La questione meridionale dopo 150 anni dall’unificazione dell’Italia resta ancora sostanzialmente irrisolta, laddove il divario economico tra il sud e il resto del Paese continua a crescere piuttosto che attenuarsi, laddove la mole di risorse che lo Stato vi fa giungere da decenni non riesce ad ingranare un sistema organico di produzione e ricchezza, ma contribuisce allo sviluppo della malavita e laddove il capitalismo mondiale corre ad investire all’estero non prendendo per nulla in considerazione le grandi e popolose regioni del meridione. Ma soprattutto laddove resta il silenzio assordante di un sud che in svariate questioni di collaudato valore continua a non esprimersi, in un silenzio che va a braccetto con un’inevitabile decadenza o lasciando che si esprimano singole voci, quelli che poi vengono definiti “uomini soli”.

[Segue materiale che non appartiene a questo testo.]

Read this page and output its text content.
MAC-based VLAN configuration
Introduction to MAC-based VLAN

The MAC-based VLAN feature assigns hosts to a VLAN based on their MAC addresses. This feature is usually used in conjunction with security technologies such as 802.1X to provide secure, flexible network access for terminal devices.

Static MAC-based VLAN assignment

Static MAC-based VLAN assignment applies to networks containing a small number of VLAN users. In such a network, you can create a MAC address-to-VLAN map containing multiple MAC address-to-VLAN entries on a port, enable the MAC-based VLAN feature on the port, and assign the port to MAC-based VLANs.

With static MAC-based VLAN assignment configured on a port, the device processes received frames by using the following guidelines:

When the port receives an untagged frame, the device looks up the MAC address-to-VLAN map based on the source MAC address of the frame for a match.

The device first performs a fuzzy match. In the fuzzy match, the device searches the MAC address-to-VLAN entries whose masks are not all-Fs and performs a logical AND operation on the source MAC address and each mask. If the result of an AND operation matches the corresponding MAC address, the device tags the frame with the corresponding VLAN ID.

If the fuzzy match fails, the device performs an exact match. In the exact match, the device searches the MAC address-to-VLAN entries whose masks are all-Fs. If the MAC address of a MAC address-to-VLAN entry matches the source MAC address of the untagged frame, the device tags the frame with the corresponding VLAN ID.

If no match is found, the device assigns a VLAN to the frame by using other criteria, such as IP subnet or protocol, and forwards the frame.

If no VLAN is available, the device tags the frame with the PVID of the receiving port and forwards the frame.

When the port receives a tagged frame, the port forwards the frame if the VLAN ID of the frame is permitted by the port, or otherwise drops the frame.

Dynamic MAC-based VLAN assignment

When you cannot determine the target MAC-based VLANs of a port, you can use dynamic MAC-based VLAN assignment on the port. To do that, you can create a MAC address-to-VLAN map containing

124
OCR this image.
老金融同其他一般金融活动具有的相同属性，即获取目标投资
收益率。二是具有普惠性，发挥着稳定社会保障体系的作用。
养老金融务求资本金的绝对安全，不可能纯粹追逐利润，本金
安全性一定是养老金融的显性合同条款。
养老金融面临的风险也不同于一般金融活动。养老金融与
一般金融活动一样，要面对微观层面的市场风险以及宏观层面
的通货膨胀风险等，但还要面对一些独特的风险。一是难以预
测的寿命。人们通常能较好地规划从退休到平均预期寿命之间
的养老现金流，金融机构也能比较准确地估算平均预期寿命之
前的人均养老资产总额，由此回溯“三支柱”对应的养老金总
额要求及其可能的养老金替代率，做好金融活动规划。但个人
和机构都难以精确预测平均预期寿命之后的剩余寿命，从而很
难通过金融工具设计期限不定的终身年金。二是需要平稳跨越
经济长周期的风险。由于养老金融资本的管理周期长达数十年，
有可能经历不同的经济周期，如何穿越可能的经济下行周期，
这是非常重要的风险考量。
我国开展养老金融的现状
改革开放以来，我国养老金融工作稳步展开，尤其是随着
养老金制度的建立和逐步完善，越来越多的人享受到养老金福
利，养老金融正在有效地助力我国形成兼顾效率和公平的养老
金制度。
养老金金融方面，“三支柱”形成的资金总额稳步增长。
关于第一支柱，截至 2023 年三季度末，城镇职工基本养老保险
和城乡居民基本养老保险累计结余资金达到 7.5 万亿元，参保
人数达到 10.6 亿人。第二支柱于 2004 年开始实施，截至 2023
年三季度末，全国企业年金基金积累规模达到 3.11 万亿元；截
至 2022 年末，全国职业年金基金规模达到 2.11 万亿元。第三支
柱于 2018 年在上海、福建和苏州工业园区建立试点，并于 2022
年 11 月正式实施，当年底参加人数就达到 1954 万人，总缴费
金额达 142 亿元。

Per la Puglia è il caso di Paolo Pagliaro, imprenditore salentino che ha fatto parlare di sé per le sue idee controcorrente e che in una matassa di ragioni paralizzanti e distruttive sull’ormai conosciuto sottosviluppo del sud è spiccato per proposte degne di nota come la possibile istituzione della regione Salento. Una sorta di ribellione civile ad un sistema che finora si è rivelato scadente e di cui a fare le spese sono i cittadini dell’estremo sud della Puglia, che da “luogo abbandonato da Dio” – come definito da molti – diverrebbe con la regione Salento un valido centro propulsore in grado di analizzare difficoltà e deficienze smantellando innumerevoli costi, accelerando un adeguato processo di industrializzazione, ma salvaguardando al tempo stesso le risorse naturali del territorio.

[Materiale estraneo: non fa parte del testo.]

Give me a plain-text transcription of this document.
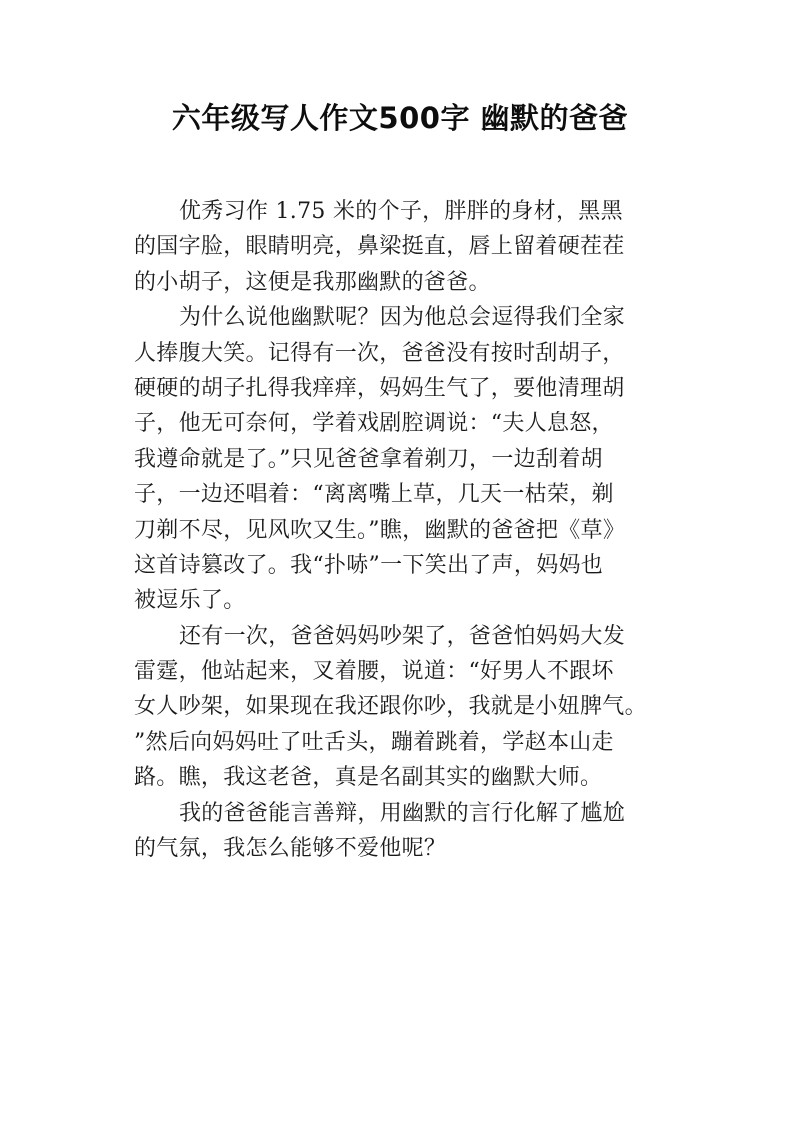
六年级写人作文500字 幽默的爸爸
优秀习作 1.75 米的个子，胖胖的身材，黑黑
的国字脸，眼睛明亮，鼻梁挺直，唇上留着硬茬茬
的小胡子，这便是我那幽默的爸爸。
为什么说他幽默呢？因为他总会逗得我们全家
人捧腹大笑。记得有一次，爸爸没有按时刮胡子，
硬硬的胡子扎得我痒痒，妈妈生气了，要他清理胡
子，他无可奈何，学着戏剧腔调说：“夫人息怒，
我遵命就是了。”只见爸爸拿着剃刀，一边刮着胡
子，一边还唱着：“离离嘴上草，几天一枯荣，剃
刀剃不尽，见风吹又生。”瞧，幽默的爸爸把《草》
这首诗篡改了。我“扑哧”一下笑出了声，妈妈也
被逗乐了。
还有一次，爸爸妈妈吵架了，爸爸怕妈妈大发
雷霆，他站起来，叉着腰，说道：“好男人不跟坏
女人吵架，如果现在我还跟你吵，我就是小妞脾气。
”然后向妈妈吐了吐舌头，蹦着跳着，学赵本山走
路。瞧，我这老爸，真是名副其实的幽默大师。
我的爸爸能言善辩，用幽默的言行化解了尴尬
的气氛，我怎么能够不爱他呢？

La regione Salento potrebbe rappresentare il punto d’inizio del nuovo: quel nuovo in cui i soldi pubblici vengono spesi bene con la realizzazione di strade, ospedali, ferrovie. Quel nuovo che è il punto di partenza della nuova Italia e di una nuova storia in cui non vi è più spazio per assurde tesi che giustificano qualsivoglia sopruso con “l’inferiorità della popolazione meridionale” raccontata da sempre nel sistema del potere. Quel nuovo in cui l’emigrazione fa parte del passato come soluzione amara e vergognosa all’impossibilità di una vita dignitosa nel profondo meridione. Quel nuovo che sarebbe sinonimo di lavori di risanamento del territorio e realizzazione di infrastrutture, dove nulla può essere più abbandonato come fosse questione insolubile e che può avere i suoi promotori nelle nuove generazioni.